The head of state-owned airline Tarom, Eugen Davidoiu, has resigned on Monday, the same day when the Control Body of the Prime Minister was set to start a review of the company’s activity, according to media reports.
Davidoiu, who took the helm at Tarom in early February, suggested on Sunday that he doesn’t have any reasons to step down.
“Why should they ask me to resign? Because I brought in two new planes? Because I tried to make the company more efficient? Because I made some interest groups nervous?” Davidoiu told Digi24. He added that the would eventually leave because he was “fed up”.

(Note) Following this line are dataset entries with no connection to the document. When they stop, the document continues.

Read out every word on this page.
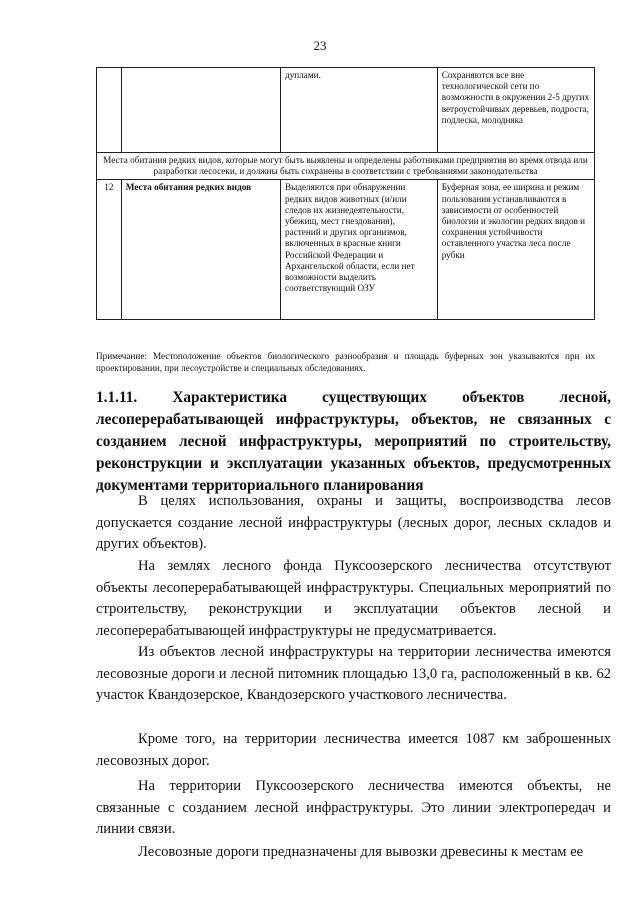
23
		дуплами.	Сохраняются все вне технологической сети по возможности в окружении 2-5 других ветроустойчивых деревьев, подроста, подлеска, молодняка
Места обитания редких видов, которые могут быть выявлены и определены работниками предприятия во время отвода или разработки лесосеки, и должны быть сохранены в соответствии с требованиями законодательства			
12	Места обитания редких видов	Выделяются при обнаружении редких видов животных (и/или следов их жизнедеятельности, убежищ, мест гнездования), растений и других организмов, включенных в красные книги Российской Федерации и Архангельской области, если нет возможности выделить соответствующий ОЗУ	Буферная зона, ее ширина и режим пользования устанавливаются в зависимости от особенностей биологии и экологии редких видов и сохранения устойчивости оставленного участка леса после рубки
Примечание: Местоположение объектов биологического разнообразия и площадь буферных зон указываются при их проектировании, при лесоустройстве и специальных обследованиях.
1.1.11. Характеристика существующих объектов лесной, лесоперерабатывающей инфраструктуры, объектов, не связанных с созданием лесной инфраструктуры, мероприятий по строительству, реконструкции и эксплуатации указанных объектов, предусмотренных документами территориального планирования

В целях использования, охраны и защиты, воспроизводства лесов допускается создание лесной инфраструктуры (лесных дорог, лесных складов и других объектов).

На землях лесного фонда Пуксоозерского лесничества отсутствуют объекты лесоперерабатывающей инфраструктуры. Специальных мероприятий по строительству, реконструкции и эксплуатации объектов лесной и лесоперерабатывающей инфраструктуры не предусматривается.

Из объектов лесной инфраструктуры на территории лесничества имеются лесовозные дороги и лесной питомник площадью 13,0 га, расположенный в кв. 62 участок Квандозерское, Квандозерского участкового лесничества.

Кроме того, на территории лесничества имеется 1087 км заброшенных лесовозных дорог.

На территории Пуксоозерского лесничества имеются объекты, не связанные с созданием лесной инфраструктуры. Это линии электропередач и линии связи.

Лесовозные дороги предназначены для вывозки древесины к местам ее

The outgoing manager explained that Tarom has lost “hundreds of millions of euros” in the past decade. He went on to say that there are foreign state companies that want Tarom to “disappear.”

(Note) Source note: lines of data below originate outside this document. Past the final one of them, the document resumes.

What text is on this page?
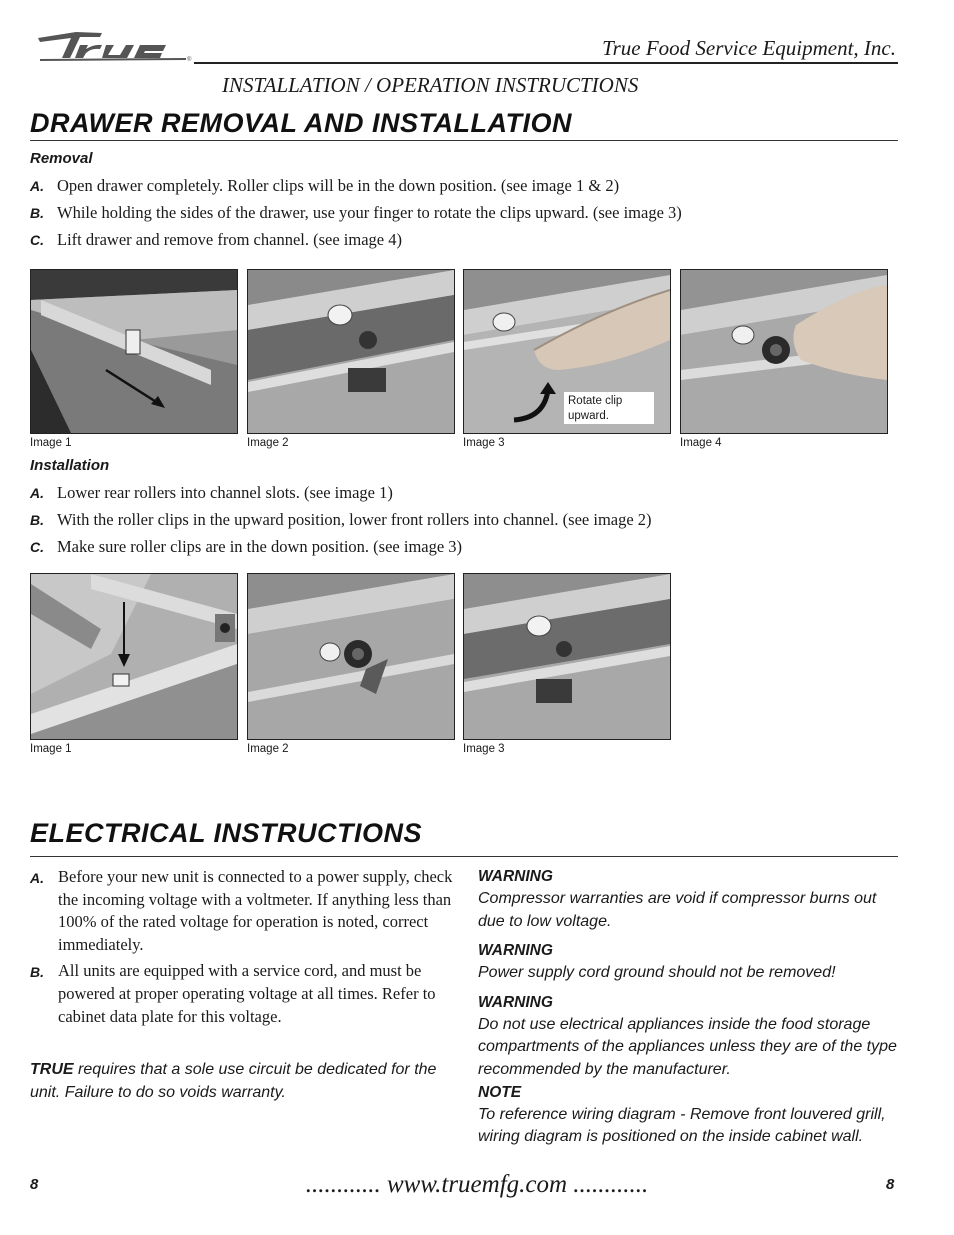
®	True Food Service Equipment, Inc.
INSTALLATION / OPERATION INSTRUCTIONS
DRAWER REMOVAL AND INSTALLATION
Removal
A. Open drawer completely. Roller clips will be in the down position. (see image 1 & 2)
B. While holding the sides of the drawer, use your finger to rotate the clips upward. (see image 3)
C. Lift drawer and remove from channel. (see image 4)
Rotate clip upward.
Image 1	Image 2	Image 3	Image 4
Installation
A. Lower rear rollers into channel slots. (see image 1)
B. With the roller clips in the upward position, lower front rollers into channel. (see image 2)
C. Make sure roller clips are in the down position. (see image 3)
Image 1	Image 2	Image 3
ELECTRICAL INSTRUCTIONS
A. Before your new unit is connected to a power supply, check the incoming voltage with a voltmeter. If anything less than 100% of the rated voltage for operation is noted, correct immediately.
B. All units are equipped with a service cord, and must be powered at proper operating voltage at all times. Refer to cabinet data plate for this voltage.
TRUE requires that a sole use circuit be dedicated for the unit. Failure to do so voids warranty.
WARNING
Compressor warranties are void if compressor burns out due to low voltage.
WARNING
Power supply cord ground should not be removed!
WARNING
Do not use electrical appliances inside the food storage compartments of the appliances unless they are of the type recommended by the manufacturer.
NOTE
To reference wiring diagram - Remove front louvered grill, wiring diagram is positioned on the inside cabinet wall.
8	............ www.truemfg.com ............	8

Meanwhile, PM Mihai Tudose met on Monday morning with the minister of transport, Razvan Cuc, to talk about Tarom’s situation, according to sources quoted by Agerpres newswire.
On Sunday evening, the PM said that Tarom has to become profitable and that the company will not be closed or sold. Tudose said the company had 2,000 employees, most of them in support departments.
“If there were 1,000 pilots it would have been good, but there are a lot in these support departments, such as marketing,” said the PM.
Under Davidoiu’s mandate, Tarom announced that it would resume long-haul flights to China and the US as the company would acquire new planes for these routes.